I was born among sculptures. I learned to walk among plaster molds, half-kneaded clay, and bronze figures, while watching my mother modeling large anatomical shapes out of clay, with the prelude of a Chopin piece floating in the studio. Drawing was my first childhood passion; school notebooks were the best mediums for inventing colorful fantasy characters that often made me forget the monotony of the classrooms.
At nine years old I had the idea of taking apart a Walt Disney film from a toy cinema and replacing the reel with another one that I drew and colored by hand, featuring a daring fisherman fighting huge sharks on the high seas. Perhaps that’s when the iconoclast I’ve always carried inside was born; an iconoclast who needs to walk his own paths.
I entered adolescence with The Beatles, Jimi Hendrix and Otis Redding as the soundtrack. It’s no wonder then that, in that psychedelic and turbulent sixties setting, with my creative hormones boiling, I dedicated myself to drawing dozens of hippie posters and decorating beautiful message t-shirts: “Make love as if it was the war”, “Life is a woman and Soul music”.
I began my academic preparation at the School of Arts and Crafts, where for two years I drew large classic statues in charcoal and began studying figure drawing. I left that stage more learned but not tamed. My passion to keep searching for new ways to express myself with different materials led me to alternate those tidy charcoal drawings with experiments burning color waxes on canvas and insect drawings made with coffee.
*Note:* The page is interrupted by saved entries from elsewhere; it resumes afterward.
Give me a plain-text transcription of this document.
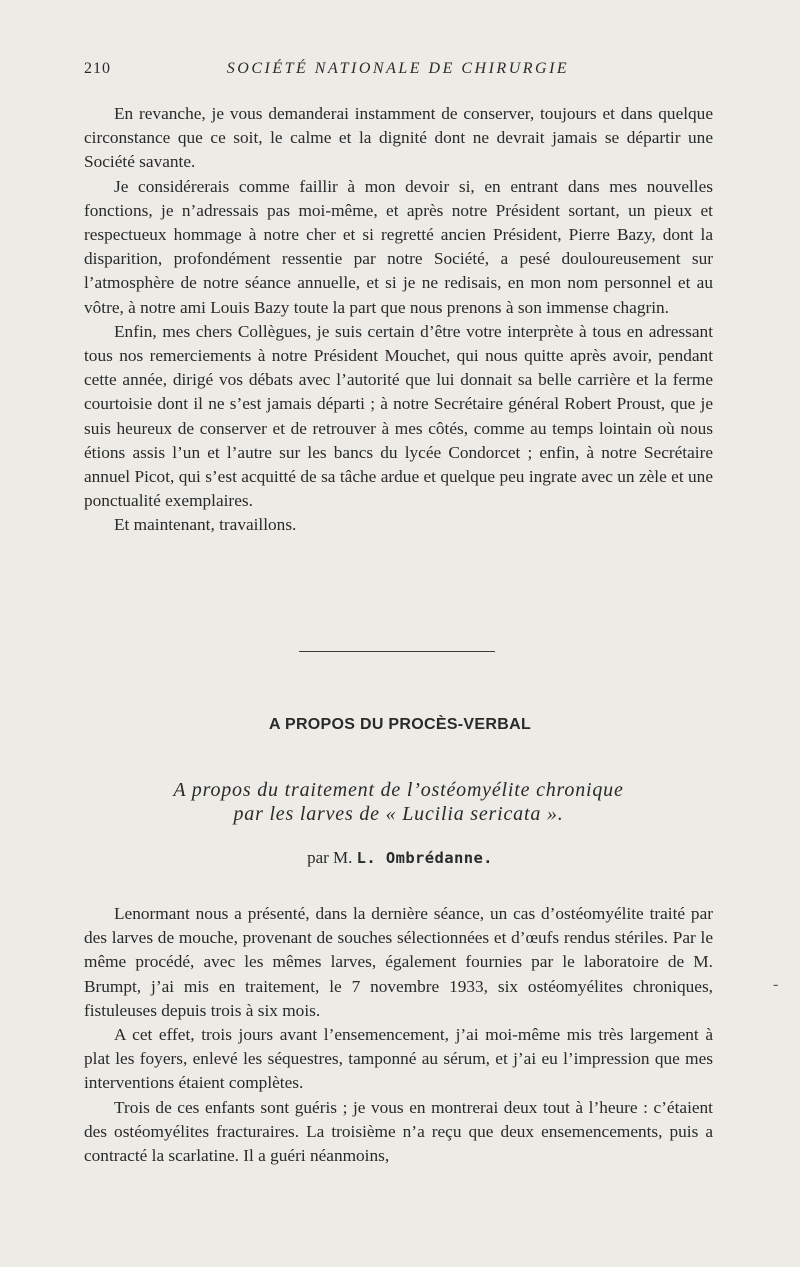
210	SOCIÉTÉ NATIONALE DE CHIRURGIE

En revanche, je vous demanderai instamment de conserver, toujours et dans quelque circonstance que ce soit, le calme et la dignité dont ne devrait jamais se départir une Société savante.

Je considérerais comme faillir à mon devoir si, en entrant dans mes nouvelles fonctions, je n’adressais pas moi-même, et après notre Président sortant, un pieux et respectueux hommage à notre cher et si regretté ancien Président, Pierre Bazy, dont la disparition, profondément ressentie par notre Société, a pesé douloureusement sur l’atmosphère de notre séance annuelle, et si je ne redisais, en mon nom personnel et au vôtre, à notre ami Louis Bazy toute la part que nous prenons à son immense chagrin.

Enfin, mes chers Collègues, je suis certain d’être votre interprète à tous en adressant tous nos remerciements à notre Président Mouchet, qui nous quitte après avoir, pendant cette année, dirigé vos débats avec l’autorité que lui donnait sa belle carrière et la ferme courtoisie dont il ne s’est jamais départi ; à notre Secrétaire général Robert Proust, que je suis heureux de conserver et de retrouver à mes côtés, comme au temps lointain où nous étions assis l’un et l’autre sur les bancs du lycée Condorcet ; enfin, à notre Secrétaire annuel Picot, qui s’est acquitté de sa tâche ardue et quelque peu ingrate avec un zèle et une ponctualité exemplaires.

Et maintenant, travaillons.

A PROPOS DU PROCÈS-VERBAL
A propos du traitement de l’ostéomyélite chronique
par les larves de « Lucilia sericata ».
par M. L. Ombrédanne.

Lenormant nous a présenté, dans la dernière séance, un cas d’ostéomyélite traité par des larves de mouche, provenant de souches sélectionnées et d’œufs rendus stériles. Par le même procédé, avec les mêmes larves, également fournies par le laboratoire de M. Brumpt, j’ai mis en traitement, le 7 novembre 1933, six ostéomyélites chroniques, fistuleuses depuis trois à six mois.

A cet effet, trois jours avant l’ensemencement, j’ai moi-même mis très largement à plat les foyers, enlevé les séquestres, tamponné au sérum, et j’ai eu l’impression que mes interventions étaient complètes.

Trois de ces enfants sont guéris ; je vous en montrerai deux tout à l’heure : c’étaient des ostéomyélites fracturaires. La troisième n’a reçu que deux ensemencements, puis a contracté la scarlatine. Il a guéri néanmoins,

-
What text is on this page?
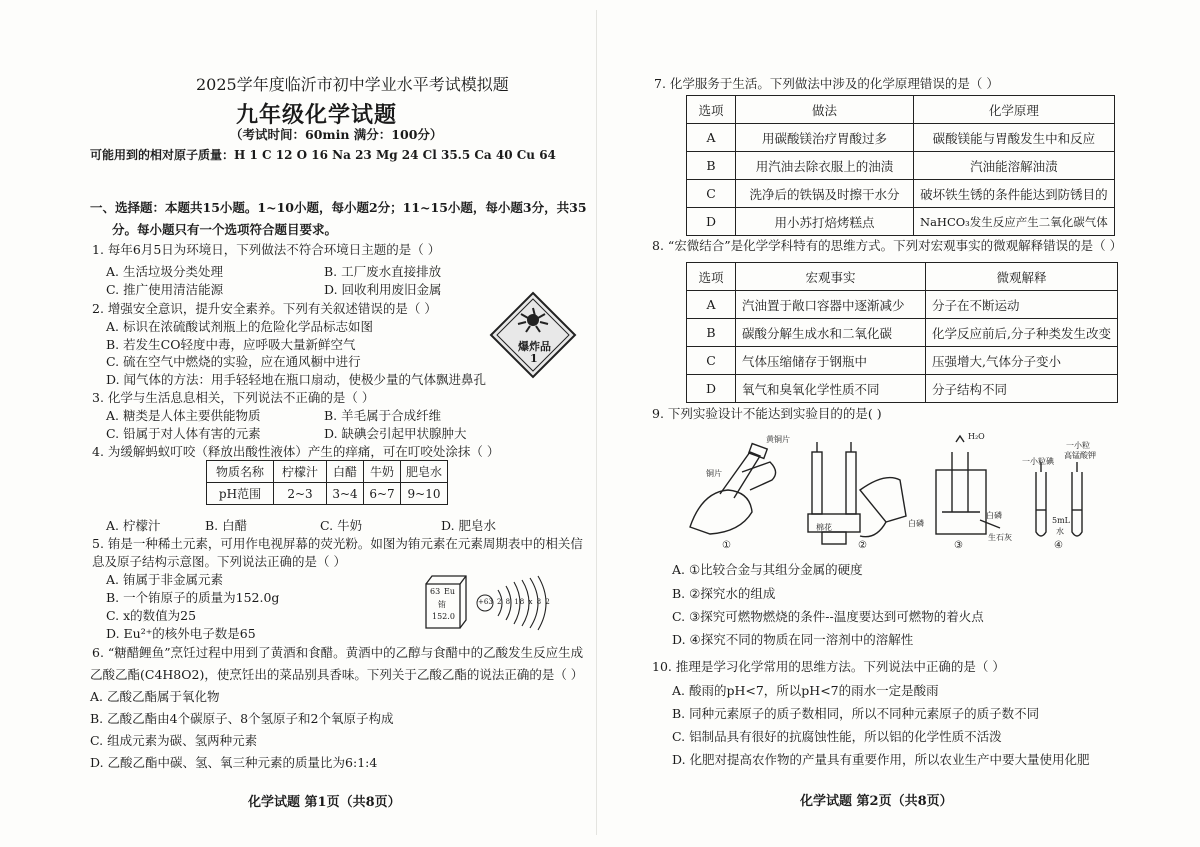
2025学年度临沂市初中学业水平考试模拟题
九年级化学试题
（考试时间：60min 满分：100分）
可能用到的相对原子质量：H 1 C 12 O 16 Na 23 Mg 24 Cl 35.5 Ca 40 Cu 64
一、选择题：本题共15小题。1~10小题，每小题2分；11~15小题，每小题3分，共35
分。每小题只有一个选项符合题目要求。
1. 每年6月5日为环境日，下列做法不符合环境日主题的是（ ）
A. 生活垃圾分类处理	B. 工厂废水直接排放
C. 推广使用清洁能源	D. 回收利用废旧金属
2. 增强安全意识，提升安全素养。下列有关叙述错误的是（ ）
A. 标识在浓硫酸试剂瓶上的危险化学品标志如图
B. 若发生CO轻度中毒，应呼吸大量新鲜空气
C. 硫在空气中燃烧的实验，应在通风橱中进行
D. 闻气体的方法：用手轻轻地在瓶口扇动，使极少量的气体飘进鼻孔
爆炸品
1
3. 化学与生活息息相关，下列说法不正确的是（ ）
A. 糖类是人体主要供能物质	B. 羊毛属于合成纤维
C. 铅属于对人体有害的元素	D. 缺碘会引起甲状腺肿大
4. 为缓解蚂蚁叮咬（释放出酸性液体）产生的痒痛，可在叮咬处涂抹（ ）
物质名称	柠檬汁	白醋	牛奶	肥皂水
pH范围	2~3	3~4	6~7	9~10
A. 柠檬汁	B. 白醋	C. 牛奶	D. 肥皂水
5. 铕是一种稀土元素，可用作电视屏幕的荧光粉。如图为铕元素在元素周期表中的相关信
息及原子结构示意图。下列说法正确的是（ ）
A. 铕属于非金属元素
B. 一个铕原子的质量为152.0g
C. x的数值为25
D. Eu²⁺的核外电子数是65
63 Eu
铕
152.0
+63 2 8 18 x 8 2
6. “糖醋鲤鱼”烹饪过程中用到了黄酒和食醋。黄酒中的乙醇与食醋中的乙酸发生反应生成
乙酸乙酯(C4H8O2)，使烹饪出的菜品别具香味。下列关于乙酸乙酯的说法正确的是（ ）
A. 乙酸乙酯属于氧化物
B. 乙酸乙酯由4个碳原子、8个氢原子和2个氧原子构成
C. 组成元素为碳、氢两种元素
D. 乙酸乙酯中碳、氢、氧三种元素的质量比为6:1:4
化学试题 第1页（共8页）
7. 化学服务于生活。下列做法中涉及的化学原理错误的是（ ）
选项	做法	化学原理
A	用碳酸镁治疗胃酸过多	碳酸镁能与胃酸发生中和反应
B	用汽油去除衣服上的油渍	汽油能溶解油渍
C	洗净后的铁锅及时擦干水分	破坏铁生锈的条件能达到防锈目的
D	用小苏打焙烤糕点	NaHCO₃发生反应产生二氧化碳气体
8. “宏微结合”是化学学科特有的思维方式。下列对宏观事实的微观解释错误的是（ ）
选项	宏观事实	微观解释
A	汽油置于敞口容器中逐渐减少	分子在不断运动
B	碳酸分解生成水和二氧化碳	化学反应前后,分子种类发生改变
C	气体压缩储存于钢瓶中	压强增大,气体分子变小
D	氧气和臭氧化学性质不同	分子结构不同
9. 下列实验设计不能达到实验目的的是( )
黄铜片
铜片
棉花	白磷
白磷
生石灰
H₂O
一小粒碘
一小粒
高锰酸钾
5mL
水
①	②	③	④
A. ①比较合金与其组分金属的硬度
B. ②探究水的组成
C. ③探究可燃物燃烧的条件--温度要达到可燃物的着火点
D. ④探究不同的物质在同一溶剂中的溶解性
10. 推理是学习化学常用的思维方法。下列说法中正确的是（ ）
A. 酸雨的pH<7，所以pH<7的雨水一定是酸雨
B. 同种元素原子的质子数相同，所以不同种元素原子的质子数不同
C. 铝制品具有很好的抗腐蚀性能，所以铝的化学性质不活泼
D. 化肥对提高农作物的产量具有重要作用，所以农业生产中要大量使用化肥
化学试题 第2页（共8页）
After a fleeting period at the Superior School of Fine Arts of San Fernando (Madrid), I joined the Faculty of Fine Arts Sant Jordi (Barcelona), majoring in Sculpture, where I lived with a handful of boring teachers and fascinating classmates. Back in Mallorca I joined a group of artists with whom I experimented with video art, photocopying as a creative medium, and public performances. In that time – the 80s – I worked on concrete pieces, pigmented fabrics, and polyester resin figures. Since then, research and the search for new forms and colors on different paths has been a common thread in my work. Along the way there have been losses and encounters, doubts and certainties. But it was –and continues to be- the journey.
Over the years, my work –both sculpture and painting– has traveled to Barcelona, Madrid, Geneva, Toulouse, Shanghai, London, Stockholm, Kiel, Paris, New York and San Juan de Puerto Rico. Although the important thing is that, wherever my works are, they all continue alive and growing.
The essential thing is that my work always throbs as a new reality; that it is the excited and exciting physical representation of the life I contemplate every day with the same starry eyes as that child who filled his school notebooks with drawings.